The shared kitchen space is designed for delivery but also has a shared waiting area for delivery drivers to wait and customers to pick up food from any of the 13 restaurants housed within (including one franchised brand). But because there is no need for an attractive storefront or more than a single front-of-house employee, they could cram the kitchen into a less-attractive space.

The marketing is just about to kick off, but through the soft opening, Chief Business Officer Atul Sood said they’re seeing very encouraging order volumes. “One of our restaurant chains said they just bumped their revenue projections here by about 60 percent,” said Sood.

The promising early days got Sandland pretty excited. Before joining the company, she was the chief development officer at Taco Bell. She said the shared kitchen space was the answer to a lot of her most arduous development issues.

“I was looking for a solution like this to build out Taco Bells and it didn’t exist at the time Atul first took me on a tour of the facility. I think my face just lit up because this is what I wanted,” said Sandland.

For franchisees, it could be maybe the first option to grow their operation without major capital commitments, establishing a beachhead in a new market or just expanding affordably to the other side of town.

“Franchisees by and large have provided the capital for restaurant growth for the last 10, 20 years, and this solution allows franchisees to become capital light as well. It minimizes their costs, which I think may usher in a new era of franchise growth,” said Sandland. “This makes it easier for anyone to expand, but I think the franchisees will be the primary beneficiary.”

Driver Joel

Driver Joel making the curbside handoff.

Six minutes old

Chris Baggott, the co-founder and CEO of ClusterTruck, made those same rent calculations. The startup founded in 2015 has six locations stretching from Indianapolis to Denver.

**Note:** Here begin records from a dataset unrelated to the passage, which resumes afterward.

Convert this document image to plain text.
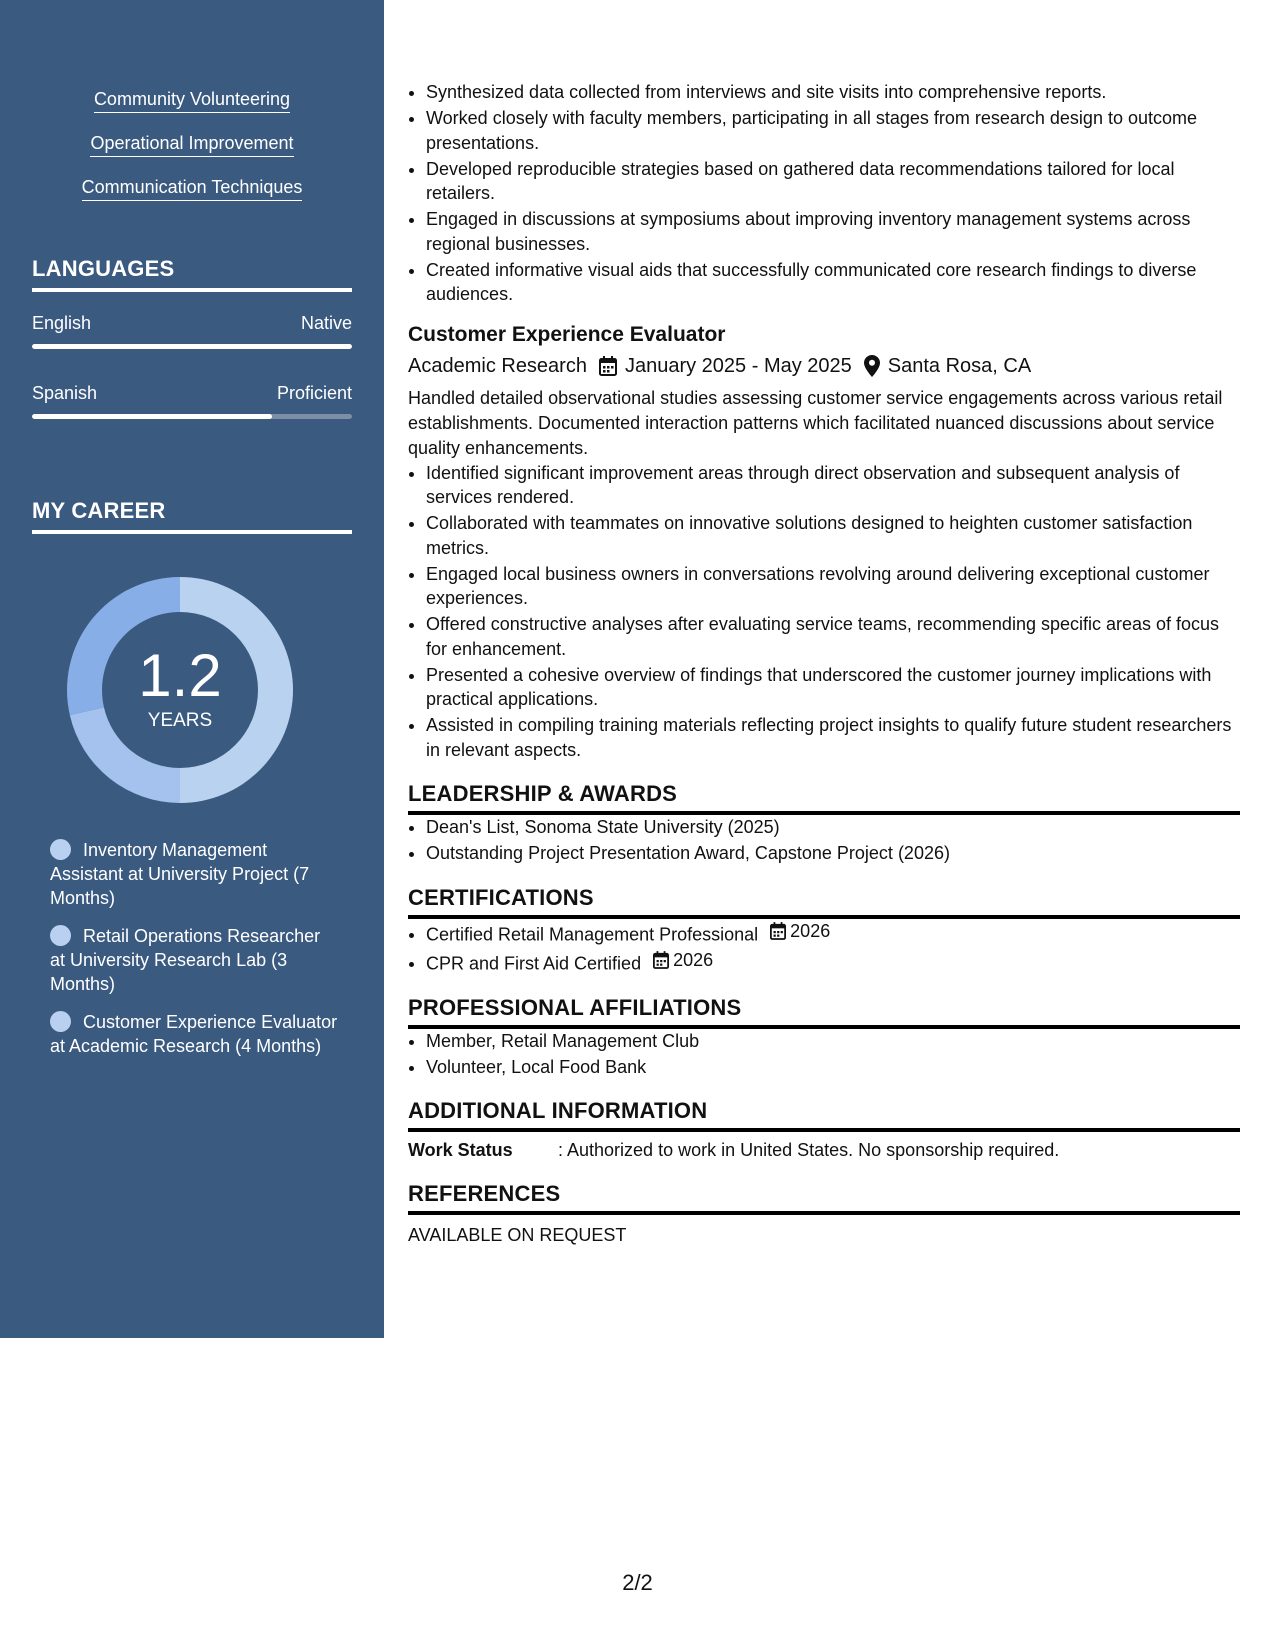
Community Volunteering
Operational Improvement
Communication Techniques
LANGUAGES
English	Native
Spanish	Proficient
MY CAREER
1.2
YEARS
Inventory Management Assistant at University Project (7 Months)
Retail Operations Researcher at University Research Lab (3 Months)
Customer Experience Evaluator at Academic Research (4 Months)
• Synthesized data collected from interviews and site visits into comprehensive reports.
• Worked closely with faculty members, participating in all stages from research design to outcome presentations.
• Developed reproducible strategies based on gathered data recommendations tailored for local retailers.
• Engaged in discussions at symposiums about improving inventory management systems across regional businesses.
• Created informative visual aids that successfully communicated core research findings to diverse audiences.
Customer Experience Evaluator
Academic Research January 2025 - May 2025 Santa Rosa, CA
Handled detailed observational studies assessing customer service engagements across various retail establishments. Documented interaction patterns which facilitated nuanced discussions about service quality enhancements.
• Identified significant improvement areas through direct observation and subsequent analysis of services rendered.
• Collaborated with teammates on innovative solutions designed to heighten customer satisfaction metrics.
• Engaged local business owners in conversations revolving around delivering exceptional customer experiences.
• Offered constructive analyses after evaluating service teams, recommending specific areas of focus for enhancement.
• Presented a cohesive overview of findings that underscored the customer journey implications with practical applications.
• Assisted in compiling training materials reflecting project insights to qualify future student researchers in relevant aspects.
LEADERSHIP & AWARDS
• Dean's List, Sonoma State University (2025)
• Outstanding Project Presentation Award, Capstone Project (2026)
CERTIFICATIONS
• Certified Retail Management Professional 2026
• CPR and First Aid Certified 2026
PROFESSIONAL AFFILIATIONS
• Member, Retail Management Club
• Volunteer, Local Food Bank
ADDITIONAL INFORMATION
Work Status	: Authorized to work in United States. No sponsorship required.
REFERENCES
AVAILABLE ON REQUEST
2/2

The menu is a collection of “virtual food trucks” ranging from Asian cuisine to burgers and salads, all out of a central kitchen.

Unlike other delivery-only startups, ClusterTruck has its own delivery fleet and some incredible proprietary software to precisely time every aspect of the experience from order to delivery.

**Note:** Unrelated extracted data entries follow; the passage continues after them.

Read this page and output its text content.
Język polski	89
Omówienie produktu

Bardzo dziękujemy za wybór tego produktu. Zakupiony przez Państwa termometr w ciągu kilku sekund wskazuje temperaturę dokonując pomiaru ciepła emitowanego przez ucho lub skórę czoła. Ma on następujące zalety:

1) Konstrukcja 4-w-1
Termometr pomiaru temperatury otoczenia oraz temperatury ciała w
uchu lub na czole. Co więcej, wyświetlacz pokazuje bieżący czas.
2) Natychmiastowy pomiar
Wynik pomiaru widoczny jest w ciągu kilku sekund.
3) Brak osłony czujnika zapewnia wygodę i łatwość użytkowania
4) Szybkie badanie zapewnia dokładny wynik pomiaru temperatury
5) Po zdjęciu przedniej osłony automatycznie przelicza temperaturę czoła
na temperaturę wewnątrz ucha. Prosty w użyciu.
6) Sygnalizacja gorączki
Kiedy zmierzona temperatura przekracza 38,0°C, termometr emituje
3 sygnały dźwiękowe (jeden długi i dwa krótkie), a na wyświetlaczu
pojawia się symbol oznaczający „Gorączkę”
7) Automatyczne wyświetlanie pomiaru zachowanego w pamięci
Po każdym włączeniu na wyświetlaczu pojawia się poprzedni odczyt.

“If a driver is 12 minutes away, and the food takes six minutes to cook, we won’t start cooking for six minutes,” said Baggott. “This customer will have their food in under 30 minutes, but the food will only be five or six minutes old.”

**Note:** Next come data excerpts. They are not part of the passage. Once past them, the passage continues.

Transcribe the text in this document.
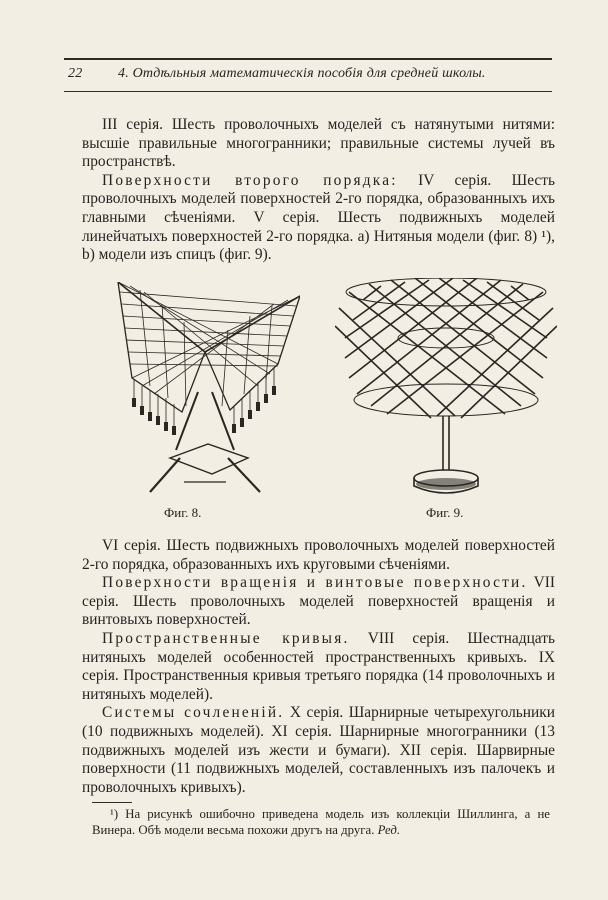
22	4. Отдѣльныя математическія пособія для средней школы.

III серія. Шесть проволочныхъ моделей съ натянутыми нитями: высшіе правильные многогранники; правильные системы лучей въ пространствѣ.

Поверхности второго порядка: IV серія. Шесть проволочныхъ моделей поверхностей 2-го порядка, образованныхъ ихъ главными сѣченіями. V серія. Шесть подвижныхъ моделей линейчатыхъ поверхностей 2-го порядка. а) Нитяныя модели (фиг. 8) ¹), b) модели изъ спицъ (фиг. 9).

Фиг. 8.	Фиг. 9.

VI серія. Шесть подвижныхъ проволочныхъ моделей поверхностей 2-го порядка, образованныхъ ихъ круговыми сѣченіями.

Поверхности вращенія и винтовые поверхности. VII серія. Шесть проволочныхъ моделей поверхностей вращенія и винтовыхъ поверхностей.

Пространственные кривыя. VIII серія. Шестнадцать нитяныхъ моделей особенностей пространственныхъ кривыхъ. IX серія. Пространственныя кривыя третьяго порядка (14 проволочныхъ и нитяныхъ моделей).

Системы сочлененій. X серія. Шарнирные четырехугольники (10 подвижныхъ моделей). XI серія. Шарнирные многогранники (13 подвижныхъ моделей изъ жести и бумаги). XII серія. Шарвирные поверхности (11 подвижныхъ моделей, составленныхъ изъ палочекъ и проволочныхъ кривыхъ).

¹) На рисункѣ ошибочно приведена модель изъ коллекціи Шиллинга, а не Винера. Обѣ модели весьма похожи другъ на друга. Ред.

That ensures the food spends as little time as possible steaming itself in a delivery bag—one of the chief challenges of delivery. Baggott also found a spot in a prime location in the middle of his six-minute delivery radius in a unique partnership with a parking garage.

It’s not the sexiest looking spot from the outside; it looks like a parking ramp. But it works seamlessly for the model—which Baggot is pondering for franchising or licensing. Drivers tend to stick around because they can pull though the ramp right to the kitchen door and be back on the road immediately with the next order, thus greatly increasing the number of orders they can deliver. And a kitchen in a parking ramp is a heck of a lot cheaper than comparable space with a dining area.

Alex Canter, founder of Ordermark and the fourth generation operator of the famous Canter’s Deli in L.A., said food quality was a big reason for the family’s ghost kitchen tests. The non-franchised restaurant is known for amazing pastrami sandwiches, great breakfast and decadent milkshakes and other deli fare.

“You can really refine and focus on a delivery friendly menu and you don’t have to deliver items that won’t hold up well like milkshakes. A lot of restaurants see this issue,” said Canter.

“We have one virtual kitchen through Cloud Kitchens, then another in Kitchen United. Both are doing really well for us and have helped us expand our delivery reach,” said Canter. “Before, we were limited to the three or four miles around our store, now we’re expanding on the east side of L.A.”

Given the benefits, don’t be spooked by more talk about ghost kitchens in franchising. Just like other non-traditional spaces have become important growth vehicles, the ghost kitchen could be just another model in the mix.